As an example of #2, if you try to update the put timestamp (suppose we’re changing it to 10000005), you would run:

alter table stock SET SERDEPROPERTIES ("hbase.put.timestamp" = "10000005", "hbase.columns.mapping" = ":key,f1:name,f1:lv");

But because this is an external table, you get this error:

FAILED: Error in metadata: Cannot use ALTER TABLE on a non-native table
FAILED: Execution Error, return code 1 from org.apache.hadoop.hive.ql.exec.DDLTask

Given the above issues, for now the only way to make this work is to drop and recreate the external table with the updated timestamp. Clearly you don’t want to do this for every put, but hive-to-hbase inserts are a batch scenario anyway. So the best fit is an example like batch inserts to hbase every hour, in which case you’d want to assign the current datetime in milliseconds, rounded to hour.

Note that this put timestamp value can be parameterized within a script for creating the external table, which is useful for recurring loads.

So if we have a script to create the external table called create_external_table.hql, we’d modify the serdeproperties to add:

WITH SERDEPROPERTIES ("hbase.put.timestamp" = "${hiveconf:put_timestamp}" ...

Then, for each load to hbase, you’d do the following

  1. drop external hbase table (note this doesn’t drop hbase data since it’s external)
  2. set put_timestamp environment variable
  3. call create_external_table.hql with slight modification shown below
  4. load the data as usual
hive -f create_external_table.hql -hiveconf put_timestamp=$put_timestamp

Loading in this manner, I verified multiple versions are successfully created and maintained, up to the max_versions amount (specified at table creation time).

Hadoop HA impact on HBase

Overview

High availability was a much anticipated feature of Hadoop 2.0.0, because it meant the namenode was no longer a single point of failure.

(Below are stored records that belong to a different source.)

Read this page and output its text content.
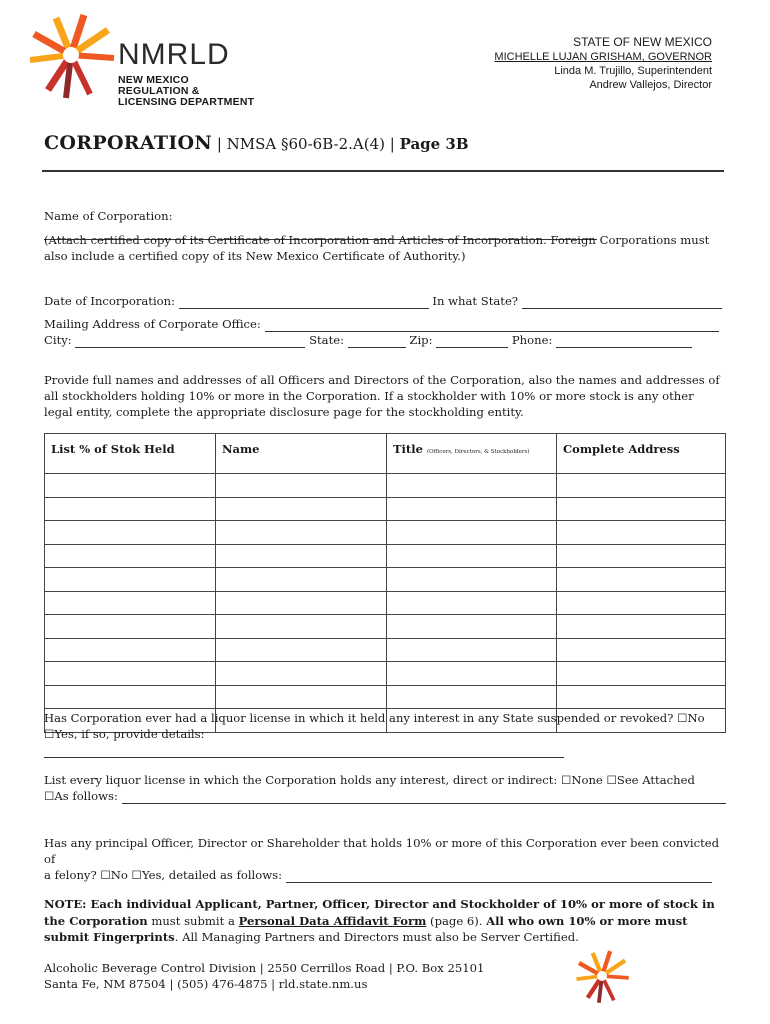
NMRLD
NEW MEXICO
REGULATION &
LICENSING DEPARTMENT
STATE OF NEW MEXICO
MICHELLE LUJAN GRISHAM, GOVERNOR
Linda M. Trujillo, Superintendent
Andrew Vallejos, Director
CORPORATION | NMSA §60-6B-2.A(4) | Page 3B
Name of Corporation:
(Attach certified copy of its Certificate of Incorporation and Articles of Incorporation. Foreign Corporations must also include a certified copy of its New Mexico Certificate of Authority.)
Date of Incorporation:	In what State?
Mailing Address of Corporate Office:
City:	State:	Zip:	Phone:
Provide full names and addresses of all Officers and Directors of the Corporation, also the names and addresses of all stockholders holding 10% or more in the Corporation. If a stockholder with 10% or more stock is any other legal entity, complete the appropriate disclosure page for the stockholding entity.
List % of Stok Held	Name	Title (Officers, Directors, & Stockholders)	Complete Address

Has Corporation ever had a liquor license in which it held any interest in any State suspended or revoked? ☐No
☐Yes, if so, provide details:
List every liquor license in which the Corporation holds any interest, direct or indirect: ☐None ☐See Attached
☐As follows:
Has any principal Officer, Director or Shareholder that holds 10% or more of this Corporation ever been convicted of
a felony? ☐No ☐Yes, detailed as follows:
NOTE: Each individual Applicant, Partner, Officer, Director and Stockholder of 10% or more of stock in the Corporation must submit a Personal Data Affidavit Form (page 6). All who own 10% or more must submit Fingerprints. All Managing Partners and Directors must also be Server Certified.
Alcoholic Beverage Control Division | 2550 Cerrillos Road | P.O. Box 25101
Santa Fe, NM 87504 | (505) 476-4875 | rld.state.nm.us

Being skeptical, I wanted to test it out. Specifically, I wanted to see the impact to HBase clients while a failover was occurring. To make it interesting, I ran the terasort M/R job as well as a YCSB workload to target HBase.

The goals was to determine impact to cluster during namenode failover, looking at both performance and correctness

Test #1: Performance and general impact under stress

Test Setup: Stress the 40-node cluster by running these 2 jobs:

  • Terasort: read heavy map reduce
  • HBase reads/writes: running mixed workload, ycsb workload a which is 50% reads and 50% writes
    • Chose this workload because the most impact to HBase would occur in write-heavy workloads
    • Ran at target throughput of 5K operations per second

Performed failover by stopping active namenode in Cloudera Manager while keeping the above jobs running.

Event timeline

master1 and master2 are the namenodes. This timeline shows the active/standby transitions as the current active was stopped.

time master1 master2
Before 1:13 standby active
1:13 now active STOPPED
1:17 restarted as standby
1:18 healthy as standby
1:19 STOPPED now active
1:23 restarted as standby
1:24 healthy as standby

Failover occurred within the lowest granularity of remaining log data available (1 minute).

Screen Shot 2014-03-03 at 9.28.25 PM

HBase Impact

The failover was mostly unnoticable to HBase clients. During first failover, the throughput dipped but was close to recovery within 5 minutes. At that time, we triggered a second failover by stopping the currently active namenode. This caused more performance impact due to HDFS read latency.

Note that this second failover was just mean of us, but we were curious.

time event
1:24 HBase Critical event: “The health test result for Health check: REGION_SERVER_READ_LATENCY has become bad: Average HDFS read latency is 109 ms. Critical threshold: 100 ms.”
1:26 HBase health reports start improving but performance impact still noticeable – throughput drop to ~800 ops per second and timeout exceptions to client code
1:32 HBase healthy again

After second failover, timeouts and drop to lowest level around 1:29. HBase clients would need to catch and handle this exception, but this is commonly done anyway.

Screen Shot 2014-03-03 at 9.30.46 PM

Drill into HDFS view of 1 data node

Screen Shot 2014-03-03 at 9.31.54 PM

Test #2: Correctness

For this test, I modified the HBase PerformanceEvaluation class to write predictable values. I ran this in write mode during failover, and read mode afterward to verify all keys and values were present. This test passed.